Saturday 5 February 2011

TWO BODYGUARDS KILLED IN ASSASSINATION ATTEMPT ON NEW EGYPTIAN VICE PRESIDENT

The people are not pleased with Sulieman ~ for very good reason.

February 5, 2011
Day of Departure' passes and Mubarak remains in power

The balance of power was teetering in Egypt this morning amid reports of an assassination attempt on the newly-appointed vice president.

White House press secretary Robert Gibbs refused to confirm the alarming reports of an 'organised attack' on Omar Suleiman. Two of his bodyguards were said to have been killed in the incident several days ago. 

If true, the report represents a frightening new element in the popular uprising that has seen one of the U.S.'s greatest Middle Eastern allies descend into chaos.

 
We shall not be moved: As night fell, demonstrators defied a curfew and remained packed in Tahrir Square

 Seeing the light: An anti-government protestors holding an Egyptian flag sits atop a lamppost as a helicopter flies past in Tahrir Square late this evening

 On alert: Protesters man a barricade placed in a street near Tahrir Square 

Opportunists could be taking advantage of the revolution, which has not yet succeeded in toppling President Hosni Mubarak from power, to push their own unknown agendas. 

Fox News quoted sources on the assassination attempt last night.
Mr Gibbs was visibly flustered when asked about the incident at a press conference. 'Uh... I'm not going to get in to that question,' he said. 

Mr Suleiman was appointed by Mr Mubarak as he tried to stem criticism over his 30-year rule.
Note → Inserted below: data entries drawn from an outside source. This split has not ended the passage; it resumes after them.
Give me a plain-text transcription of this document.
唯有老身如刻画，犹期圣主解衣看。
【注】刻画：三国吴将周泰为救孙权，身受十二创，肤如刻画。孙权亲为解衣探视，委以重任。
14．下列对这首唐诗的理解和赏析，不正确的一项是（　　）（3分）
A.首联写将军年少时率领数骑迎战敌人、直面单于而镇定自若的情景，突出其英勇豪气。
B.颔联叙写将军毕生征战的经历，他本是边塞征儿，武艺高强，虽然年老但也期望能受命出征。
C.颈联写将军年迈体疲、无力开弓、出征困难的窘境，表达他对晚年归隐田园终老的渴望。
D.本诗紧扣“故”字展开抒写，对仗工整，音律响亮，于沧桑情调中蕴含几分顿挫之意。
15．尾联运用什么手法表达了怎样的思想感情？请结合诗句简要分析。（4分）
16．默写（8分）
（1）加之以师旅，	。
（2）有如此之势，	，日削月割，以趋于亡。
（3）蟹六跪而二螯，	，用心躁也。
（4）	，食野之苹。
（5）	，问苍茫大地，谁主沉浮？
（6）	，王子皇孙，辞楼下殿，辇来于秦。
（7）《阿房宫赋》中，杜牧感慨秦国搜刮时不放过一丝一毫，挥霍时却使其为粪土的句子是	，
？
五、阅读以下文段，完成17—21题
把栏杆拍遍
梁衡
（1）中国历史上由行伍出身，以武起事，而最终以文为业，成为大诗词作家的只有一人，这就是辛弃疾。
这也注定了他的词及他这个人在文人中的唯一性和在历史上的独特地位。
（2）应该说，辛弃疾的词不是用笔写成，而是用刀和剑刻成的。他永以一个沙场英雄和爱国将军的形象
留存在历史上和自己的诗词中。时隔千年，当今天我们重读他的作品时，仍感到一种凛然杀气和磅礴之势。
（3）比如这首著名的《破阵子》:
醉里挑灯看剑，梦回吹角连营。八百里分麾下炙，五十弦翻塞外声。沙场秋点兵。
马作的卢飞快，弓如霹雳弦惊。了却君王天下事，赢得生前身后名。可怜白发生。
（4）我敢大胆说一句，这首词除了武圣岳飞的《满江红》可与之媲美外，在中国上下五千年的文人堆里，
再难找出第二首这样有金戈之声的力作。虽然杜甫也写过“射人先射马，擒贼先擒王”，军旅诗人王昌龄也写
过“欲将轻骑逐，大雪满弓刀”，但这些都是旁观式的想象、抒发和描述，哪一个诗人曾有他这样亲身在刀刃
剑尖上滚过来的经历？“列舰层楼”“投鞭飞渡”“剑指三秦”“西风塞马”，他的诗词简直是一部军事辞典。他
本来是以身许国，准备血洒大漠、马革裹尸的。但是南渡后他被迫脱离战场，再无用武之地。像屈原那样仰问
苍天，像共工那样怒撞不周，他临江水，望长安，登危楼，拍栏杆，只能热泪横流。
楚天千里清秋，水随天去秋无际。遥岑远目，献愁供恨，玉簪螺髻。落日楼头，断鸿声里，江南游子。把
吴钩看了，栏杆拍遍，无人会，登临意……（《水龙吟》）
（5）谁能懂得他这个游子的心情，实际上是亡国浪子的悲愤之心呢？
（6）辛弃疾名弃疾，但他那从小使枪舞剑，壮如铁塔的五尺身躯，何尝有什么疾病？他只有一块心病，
So far, the move has failed to bring calm to Egypt.

Out in force: Opposition supporters gather to listen to Egyptian-born cleric Sheikh Yusuf al-Qaradawi

 No go: An army tank bearing graffiti blocks the path of a mob of anti-government protesters

The new vice president, widely considered the first successor Mr Mubarak has designated, fuelled anti-foreign sentiment by going on state television and blaming outsiders for fomenting unrest.

Omar Suleiman said: 'When there are demonstrations of this size, there will be foreigners who come and take advantage and they have an agenda to raise the energy of the protesters.'

The government has accused media outlets of being sympathetic to protesters, who want the president to quit now rather than serve out his term as he has vowed to do.

 Praying for a change: Anti-government protesters kneel towards Mecca for Friday prayers below a hanging effigy of President Mubarak

 We shall not be move: Anti-Mubarak protesters link hands in Tahrir Square

 Sitting down on the job: Men sit cross-legged during a break in the slogan chanting

 Attacks: A member of the press lies huddled on the ground after he was beaten by pro Mubarak supporters as soldiers surround him in Cairo

Hundreds of thousands of anti-government protesters remained camped in Cairo's Tahrir Square last night, intensifying pressure on Mubarak to step down sooner rather than later.

The president, however, has told ABC News that he is 'fed up' but refuses to go.

The square ~ which had been the scene of pitched battles between pro and anti-government supporters for the last two days ~ was flooded with an estimated 500,000 Egyptians clamouring for change. 

Thousands, including families with children, flowed over bridges across the Nile into Tahrir.

Their presence was a sign that the movement was not intimidated after fending off everything thrown at them by Mubarak supporters ~ storms of hurled concrete, metal rebar and firebombs, charges by whip-wielding fighters on horses and camels and automatic gunfire barrages.

The demonstrators, defying a government imposed curfew ~ held up signs reading 'Now!'. At one point, the crowd seemed to be a field of waving Egyptian red-black-and-white flags.

They had labelled yesterday the 'Day of Departure' for Mubarak, but as Saturday dawns, the president is still clinging to power. 

There was no sign of Mubarak loyalists who had attacked protesters on previous days with rocks, petrol bombs and sticks.

It comes after the Egyptian government warned the country faced significant financial losses after 11 days of protests in major cities.

New Finance Minister Samir Radwan said the tourist business, centred on the pyramids and beaches, had been ravaged.

Mr Radwan said a fund worth $850 million had been set up to compensate people whose property had been damaged.

Defence Minister Hussein Tantawi and senior army officials visited the Tahrir square yesterday in a sign that Egypt's most powerful institution was sanctioning the demonstration.